張公はその一生は江海の武人で豪傑である、身のたけといえば九尺もありほほひげや眉毛は蒼然としている。
張公 張鎬のこと、張子房の張の字をうける。○江海客 心を江湖にほしいままにする人、蓋し志気闊大にして吏僚の習気なき人であることをいう。○ ほほびげ。


徵起適遇風雲會,扶顛始知籌策良。
この人が天子よりめされてたちあがったことによって風雲重なる乱世の時節にであい、国家がまさに顛覆されんとするのを助け起したので、初めていかにこの人のはかりごとがよかったかが知られることになったというものだ。
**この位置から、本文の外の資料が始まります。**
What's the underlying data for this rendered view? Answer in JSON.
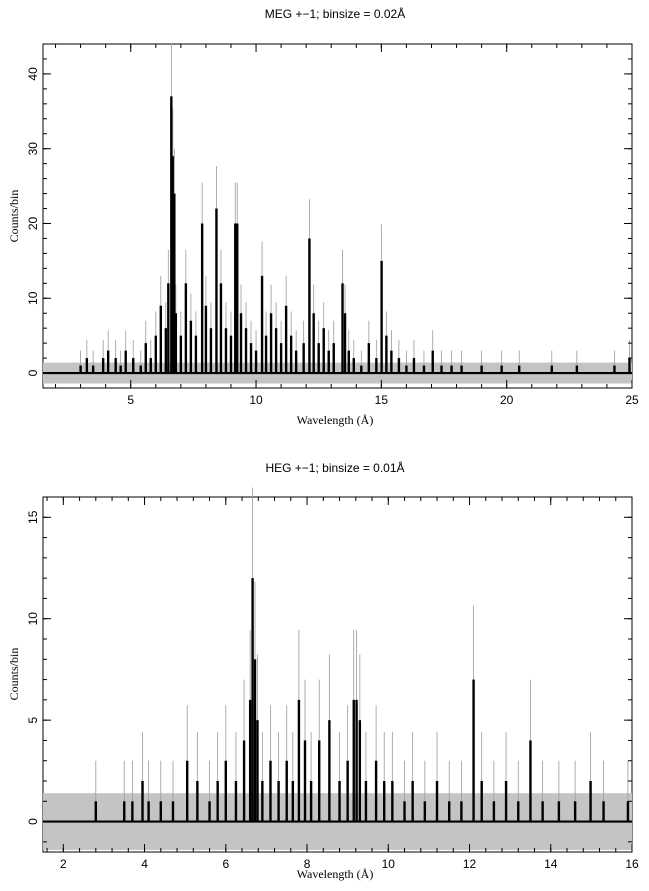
{
  "chart_data": [
    {
      "type": "line",
      "title": "MEG +−1; binsize = 0.02Å",
      "xlabel": "Wavelength (Å)",
      "ylabel": "Counts/bin",
      "xlim": [
        1.5,
        25
      ],
      "ylim": [
        -2,
        44
      ],
      "xticks": [
        5,
        10,
        15,
        20,
        25
      ],
      "yticks": [
        0,
        10,
        20,
        30,
        40
      ],
      "error_band": [
        -1.4,
        1.4
      ],
      "series": [
        {
          "x": [
            3.0,
            3.25,
            3.5,
            3.9,
            4.1,
            4.4,
            4.6,
            4.8,
            5.1,
            5.4,
            5.6,
            5.8,
            6.0,
            6.2,
            6.4,
            6.5,
            6.62,
            6.68,
            6.74,
            6.8,
            7.0,
            7.2,
            7.4,
            7.6,
            7.85,
            8.0,
            8.2,
            8.42,
            8.6,
            8.8,
            9.0,
            9.17,
            9.25,
            9.4,
            9.6,
            9.8,
            10.0,
            10.24,
            10.4,
            10.6,
            10.8,
            11.0,
            11.2,
            11.4,
            11.6,
            11.9,
            12.13,
            12.3,
            12.5,
            12.7,
            12.9,
            13.1,
            13.45,
            13.55,
            13.7,
            13.9,
            14.2,
            14.5,
            14.8,
            15.01,
            15.2,
            15.4,
            15.7,
            16.0,
            16.3,
            16.7,
            17.05,
            17.4,
            17.8,
            18.2,
            19.0,
            19.8,
            20.5,
            21.8,
            22.8,
            24.3,
            24.9
          ],
          "y": [
            1,
            2,
            1,
            2,
            3,
            2,
            1,
            3,
            2,
            1,
            4,
            2,
            5,
            9,
            6,
            12,
            37,
            29,
            24,
            8,
            5,
            12,
            7,
            5,
            20,
            9,
            6,
            22,
            12,
            6,
            5,
            20,
            20,
            8,
            6,
            4,
            3,
            13,
            5,
            8,
            6,
            4,
            9,
            5,
            3,
            4,
            18,
            8,
            4,
            6,
            3,
            4,
            12,
            8,
            3,
            2,
            1,
            4,
            2,
            15,
            5,
            3,
            2,
            1,
            2,
            1,
            3,
            1,
            1,
            1,
            1,
            1,
            1,
            1,
            1,
            1,
            2
          ]
        }
      ]
    },
    {
      "type": "line",
      "title": "HEG +−1; binsize = 0.01Å",
      "xlabel": "Wavelength (Å)",
      "ylabel": "Counts/bin",
      "xlim": [
        1.5,
        16
      ],
      "ylim": [
        -1.5,
        16
      ],
      "xticks": [
        2,
        4,
        6,
        8,
        10,
        12,
        14,
        16
      ],
      "yticks": [
        0,
        5,
        10,
        15
      ],
      "error_band": [
        -1.4,
        1.4
      ],
      "series": [
        {
          "x": [
            2.8,
            3.5,
            3.7,
            3.95,
            4.1,
            4.4,
            4.7,
            5.05,
            5.3,
            5.6,
            5.8,
            6.0,
            6.25,
            6.45,
            6.6,
            6.66,
            6.72,
            6.78,
            6.9,
            7.1,
            7.3,
            7.5,
            7.65,
            7.8,
            7.95,
            8.1,
            8.3,
            8.55,
            8.8,
            9.0,
            9.15,
            9.22,
            9.3,
            9.45,
            9.7,
            9.9,
            10.1,
            10.4,
            10.6,
            10.9,
            11.2,
            11.5,
            11.8,
            12.1,
            12.3,
            12.6,
            12.9,
            13.2,
            13.5,
            13.8,
            14.2,
            14.6,
            14.98,
            15.3,
            15.9
          ],
          "y": [
            1,
            1,
            1,
            2,
            1,
            1,
            1,
            3,
            2,
            1,
            2,
            3,
            2,
            4,
            6,
            12,
            8,
            5,
            2,
            3,
            2,
            3,
            2,
            6,
            4,
            2,
            4,
            5,
            2,
            3,
            6,
            6,
            5,
            2,
            3,
            2,
            2,
            1,
            2,
            1,
            2,
            1,
            1,
            7,
            2,
            1,
            2,
            1,
            4,
            1,
            1,
            1,
            2,
            1,
            1
          ]
        }
      ]
    }
  ]
}
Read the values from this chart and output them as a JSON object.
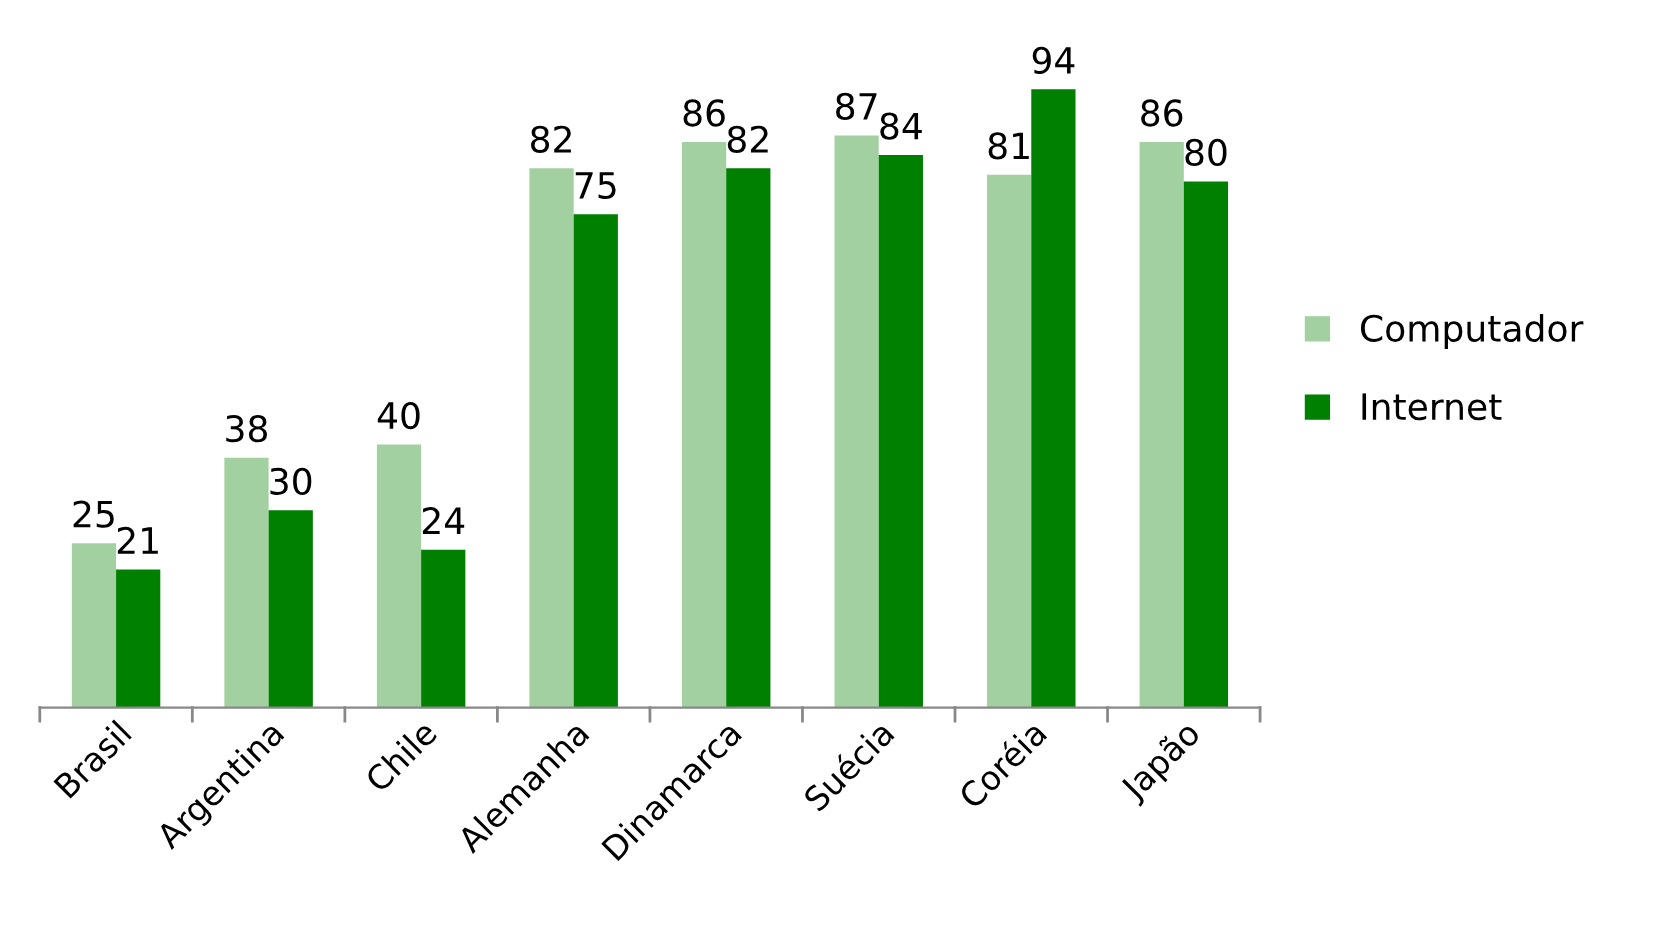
{
  "chart_data": {
    "type": "bar",
    "categories": [
      "Brasil",
      "Argentina",
      "Chile",
      "Alemanha",
      "Dinamarca",
      "Suécia",
      "Coréia",
      "Japão"
    ],
    "series": [
      {
        "name": "Computador",
        "color": "#a3d0a0",
        "values": [
          25,
          38,
          40,
          82,
          86,
          87,
          81,
          86
        ]
      },
      {
        "name": "Internet",
        "color": "#008000",
        "values": [
          21,
          30,
          24,
          75,
          82,
          84,
          94,
          80
        ]
      }
    ],
    "data_labels": true,
    "legend": "right",
    "grid": false
  }
}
徵起 天子よりめされてたちあがる。張鎬は布衣より左拾遺に任ぜられ、玄宗が局に弄ったときこれに従い、玄宗の使者として鳳翔の粛宗の行宮にいたり、のち諌議大夫となりまた房琯に代わって宰相となった。杜甫は房琯事件のとき張鎬に救われたのである。○風雲会 雲が風にただよえるとき即ち乱世にであう、会は機会。○扶顛 家屋のくつがえらんとするのを手をそえてささえる、国家の顛覆をふせぐことをいう。○籌策良 はかりごとのよいこと。

 
青袍白馬更何有?後漢今周喜再昌。』
もはや侯景の様な青袍白馬の大義のない叛乱の将等というのは物の数ではない。後漢光武の世、周の宣王の世が粛宗によって今日ふたたびさかんになるに至ったことはよろこばしいことである。』 
青袍白馬 梁の侯景の故事。大同中に「青糸白馬寿陽より来たる」という童謡がはやった。景が渦陽の敗に錦を求めたところ、朝廷は給するのに青布を以てした。景はことごとく用いて袍となし、白馬に乗り青糸を轡となして童謡の語に応じょぅとした。青袍白馬は侯景が叛いたときのいでたちであり、今借りて安史軍の史思明・安慶緒等をさす。○更何有 意とするに足らないことをいう。○後漢今周  後漢は光武帝の中興をさし、今周は今日において周の宜王の再起したことをいう、竝に粛宗をたとえていう。○再昌 「攀竜」の句より「後漢」の句までは、功臣は恩寵をたのむべからず、宰相は其の人を得て、唐朝復興の兆のあることを喜ぶことをいう。